Source: Latin America Working Group
“It was like out of a movie. Planes, helicopters, flying in over our houses. No one knew they were coming.” Irma Yolanda told us. “The women were in our houses with our children. I was cooking the little bit of beans I had to give to my children and making tortillas… Then the [armed] men came in. They ate all the food they found in every home. After they ate, they threw gasoline over all the houses and set them on fire. We tried to find refuge in the mountains. But it was raining. My children shivering with cold. So there was nothing we could do but return.”
Two weeks later, these private security, police, and national armed forces returned to evict Irma Yolanda’s poor, Maya Q’eqchi community once and for all to make way for the nickel mining company that wanted their lands. The men were out working in the fields, so the women had to answer to the security forces.
“They asked, ‘Is your husband here? Who is the leader? Who is a member of the committee?’ I said, ‘I don’t know about any committee. I’m just here, living. I need land. I’m living here to take care of my children. And you all? Who are you? Where are you from? Who sent you?’ They said, ‘Don’t ask that.’ And that’s when they grabbed me. I tried to run. They grabbed my skirt. Then in front of my children, they did what they did with me.”
That day Irma Yolanda and ten other women from the community were gang raped by these security forces, a brutal tactic used to convince the community to abandon their homes and surrender their land to the mining company.
If I told you this story happened in Guatemala, you might believe me. A lot of horrifying truths have come to light about what happened during the country’s internal armed conflict and the genocide that resulted in the deaths of more than 200,000 mostly indigenous people in the rural areas of Guatemala. But what if I told you that this displacement, destruction, and rape, happened in 2007, long after the end of the civil war?
This summer, I participated in a delegation with the Guatemala Human Rights Commission USA to investigate the shockingly high rates of violence against women and femicide in Guatemala.

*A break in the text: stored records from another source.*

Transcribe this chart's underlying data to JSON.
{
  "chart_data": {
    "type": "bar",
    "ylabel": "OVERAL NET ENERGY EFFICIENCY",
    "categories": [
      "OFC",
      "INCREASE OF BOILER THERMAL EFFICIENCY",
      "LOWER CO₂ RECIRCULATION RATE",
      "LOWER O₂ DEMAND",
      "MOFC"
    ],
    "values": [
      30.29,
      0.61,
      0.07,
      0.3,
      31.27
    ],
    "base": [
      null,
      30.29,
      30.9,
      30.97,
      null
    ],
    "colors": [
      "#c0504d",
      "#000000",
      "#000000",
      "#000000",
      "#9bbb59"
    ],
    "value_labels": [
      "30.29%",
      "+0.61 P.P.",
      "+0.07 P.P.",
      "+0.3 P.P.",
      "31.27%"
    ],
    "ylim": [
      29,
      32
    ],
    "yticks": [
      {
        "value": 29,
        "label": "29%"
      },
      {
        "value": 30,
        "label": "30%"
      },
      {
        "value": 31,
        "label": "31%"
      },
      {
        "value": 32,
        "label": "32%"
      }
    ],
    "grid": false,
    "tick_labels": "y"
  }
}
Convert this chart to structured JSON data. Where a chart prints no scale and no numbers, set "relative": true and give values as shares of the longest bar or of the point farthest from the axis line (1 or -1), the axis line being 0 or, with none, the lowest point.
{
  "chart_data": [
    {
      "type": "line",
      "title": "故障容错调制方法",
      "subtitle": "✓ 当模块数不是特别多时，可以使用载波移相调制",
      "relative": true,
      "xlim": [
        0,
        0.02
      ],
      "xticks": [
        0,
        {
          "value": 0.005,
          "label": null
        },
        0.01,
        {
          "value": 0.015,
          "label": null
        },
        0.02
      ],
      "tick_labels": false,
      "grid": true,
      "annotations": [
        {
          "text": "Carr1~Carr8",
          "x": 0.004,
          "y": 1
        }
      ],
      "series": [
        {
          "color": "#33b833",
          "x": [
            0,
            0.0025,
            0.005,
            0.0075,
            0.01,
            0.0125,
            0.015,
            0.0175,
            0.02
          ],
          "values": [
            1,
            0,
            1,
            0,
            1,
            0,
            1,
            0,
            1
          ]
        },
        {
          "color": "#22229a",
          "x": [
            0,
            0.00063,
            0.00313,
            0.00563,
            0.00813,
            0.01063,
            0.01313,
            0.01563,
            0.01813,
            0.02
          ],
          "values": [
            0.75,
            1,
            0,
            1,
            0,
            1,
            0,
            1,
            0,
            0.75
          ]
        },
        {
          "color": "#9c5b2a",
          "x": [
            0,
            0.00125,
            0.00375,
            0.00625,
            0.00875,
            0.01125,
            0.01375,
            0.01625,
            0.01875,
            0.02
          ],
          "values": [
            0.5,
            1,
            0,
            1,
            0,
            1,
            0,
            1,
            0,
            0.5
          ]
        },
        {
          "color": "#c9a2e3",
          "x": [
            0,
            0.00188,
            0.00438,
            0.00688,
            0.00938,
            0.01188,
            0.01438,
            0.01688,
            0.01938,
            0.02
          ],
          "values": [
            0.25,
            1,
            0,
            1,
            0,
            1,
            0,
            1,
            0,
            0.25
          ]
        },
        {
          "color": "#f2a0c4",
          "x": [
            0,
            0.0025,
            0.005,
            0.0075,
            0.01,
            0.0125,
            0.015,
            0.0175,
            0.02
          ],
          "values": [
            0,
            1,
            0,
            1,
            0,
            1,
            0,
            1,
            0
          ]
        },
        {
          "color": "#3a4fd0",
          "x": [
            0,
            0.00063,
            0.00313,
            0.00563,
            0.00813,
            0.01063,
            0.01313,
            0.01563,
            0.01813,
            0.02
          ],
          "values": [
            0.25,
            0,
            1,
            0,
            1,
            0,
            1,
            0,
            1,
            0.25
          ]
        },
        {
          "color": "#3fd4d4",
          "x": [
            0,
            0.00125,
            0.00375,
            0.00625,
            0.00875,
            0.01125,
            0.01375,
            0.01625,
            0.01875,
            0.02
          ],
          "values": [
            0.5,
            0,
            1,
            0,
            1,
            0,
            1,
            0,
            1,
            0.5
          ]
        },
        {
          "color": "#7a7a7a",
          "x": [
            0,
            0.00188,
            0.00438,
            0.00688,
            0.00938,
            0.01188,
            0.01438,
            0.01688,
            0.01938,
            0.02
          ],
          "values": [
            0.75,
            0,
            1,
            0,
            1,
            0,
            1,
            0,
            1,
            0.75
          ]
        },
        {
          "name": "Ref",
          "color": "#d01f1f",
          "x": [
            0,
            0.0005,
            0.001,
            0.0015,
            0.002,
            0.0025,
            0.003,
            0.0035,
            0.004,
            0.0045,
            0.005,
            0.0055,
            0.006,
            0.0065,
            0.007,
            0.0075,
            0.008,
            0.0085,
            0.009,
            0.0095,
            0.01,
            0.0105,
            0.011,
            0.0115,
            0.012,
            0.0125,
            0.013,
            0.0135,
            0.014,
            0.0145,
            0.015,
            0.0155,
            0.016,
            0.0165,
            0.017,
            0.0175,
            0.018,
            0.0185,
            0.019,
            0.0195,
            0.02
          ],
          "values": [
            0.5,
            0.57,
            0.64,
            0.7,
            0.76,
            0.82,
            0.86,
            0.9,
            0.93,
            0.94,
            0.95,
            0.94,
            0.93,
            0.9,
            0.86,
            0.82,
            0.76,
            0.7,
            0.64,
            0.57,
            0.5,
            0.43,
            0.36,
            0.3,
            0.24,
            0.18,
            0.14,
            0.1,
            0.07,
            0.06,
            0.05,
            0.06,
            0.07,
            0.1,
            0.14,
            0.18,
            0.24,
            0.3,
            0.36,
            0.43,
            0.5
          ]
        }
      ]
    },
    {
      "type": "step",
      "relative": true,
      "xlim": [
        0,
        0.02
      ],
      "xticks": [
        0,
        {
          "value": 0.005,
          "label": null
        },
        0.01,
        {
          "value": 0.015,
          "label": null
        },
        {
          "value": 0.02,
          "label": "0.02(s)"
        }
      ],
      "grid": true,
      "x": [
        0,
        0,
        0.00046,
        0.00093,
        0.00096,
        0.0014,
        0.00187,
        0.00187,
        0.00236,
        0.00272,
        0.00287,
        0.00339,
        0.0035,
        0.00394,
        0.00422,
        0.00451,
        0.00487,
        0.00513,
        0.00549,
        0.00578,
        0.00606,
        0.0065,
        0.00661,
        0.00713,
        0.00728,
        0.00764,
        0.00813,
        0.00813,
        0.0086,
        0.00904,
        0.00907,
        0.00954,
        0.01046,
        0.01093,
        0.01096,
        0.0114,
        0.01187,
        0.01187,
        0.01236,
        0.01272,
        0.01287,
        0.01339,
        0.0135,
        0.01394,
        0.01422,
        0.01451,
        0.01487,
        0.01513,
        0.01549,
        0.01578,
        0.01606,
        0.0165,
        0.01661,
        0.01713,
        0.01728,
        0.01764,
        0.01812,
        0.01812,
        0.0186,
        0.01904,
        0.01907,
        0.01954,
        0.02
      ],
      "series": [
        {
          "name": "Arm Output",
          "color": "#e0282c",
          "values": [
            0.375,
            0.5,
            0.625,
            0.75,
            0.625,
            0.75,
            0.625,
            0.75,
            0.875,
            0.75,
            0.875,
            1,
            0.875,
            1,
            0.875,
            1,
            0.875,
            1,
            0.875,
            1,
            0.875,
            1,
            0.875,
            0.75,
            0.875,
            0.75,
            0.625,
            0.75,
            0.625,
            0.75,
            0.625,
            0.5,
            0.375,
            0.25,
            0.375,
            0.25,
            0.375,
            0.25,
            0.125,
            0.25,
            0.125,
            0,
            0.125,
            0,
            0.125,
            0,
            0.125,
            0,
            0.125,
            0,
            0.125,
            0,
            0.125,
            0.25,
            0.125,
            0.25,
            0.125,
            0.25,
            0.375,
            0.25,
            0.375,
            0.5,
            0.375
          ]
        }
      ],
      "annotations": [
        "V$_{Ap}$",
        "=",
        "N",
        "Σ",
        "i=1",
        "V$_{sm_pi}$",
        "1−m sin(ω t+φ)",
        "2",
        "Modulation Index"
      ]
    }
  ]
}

Our visit to Irma Yolanda’s village, Lote 8, a small Q’eqchi community of 100 families living in the remote mountains in Alta Verapaz, illuminated a trend that is concerning many Guatemalan human rights groups.
During the internal armed conflict, soldiers were trained to use sexual violence as a tactic to tear apart the fabric of communities and force them to cooperate with the state. As we can tell from the story of the women of Lote 8, that practice still persists fifteen years after the peace accords were signed. Only now, instead of political control, the objective is often to clear lands to make way for economic projects like mining or agriculture. Despite the fact that they are violating Guatemalan and international human rights laws, the government officials and the companies responsible for these abuses are never held accountable. So they keep doing it.
Beginning in March of this year, communities in the Polochic Valley faced similarly violent evictions by the national police, members of the military, and the private security forces of a sugar cane company. Homes were burned and subsistence crops were destroyed. Left without shelter, land, or any means to survive, these 700 families have been facing increasing starvation, sickness, and ongoing violence from the security forces that originally displaced them.
Guatemalan and international human rights organizations have denounced these abuses and successfully called on the Inter-American Commission on Human Rights (IACHR) to intervene in this humanitarian crisis. In June, the IACHR ordered the Guatemalan government take steps to assure the health, safety and physical well being of these evicted indigenous farming communities. But six months later, the Guatemalan government has done very little to protect these communities or provide them land and basic goods they need to survive. To sign our petition calling on the Guatemalan government to provide adequate aid and protection to these communities, click here.
Meanwhile, the women of Lote 8 have now filed a lawsuit against HudBay Minerals, the Canadian mining company they claim is responsible for the abuses committed against them. Despite the knowledge that speaking out may put their safety at risk, they are seeking reparations, respect, and land titles for their community. They also hope that by bringing this case to the courts, it will raise awareness about these abuses so that others will not share their fate.
“I will never be able to erase the memory of what they did to me,” said Rosa Elvira, another woman from Lote 8. “But all I can do is hope that one day the company that did this to me will pay. Maybe it’s not possible with the law here. But we know who is responsible, who was the intellectual author of this crime. We just ask for justice. We ask that people know what this company did to us.”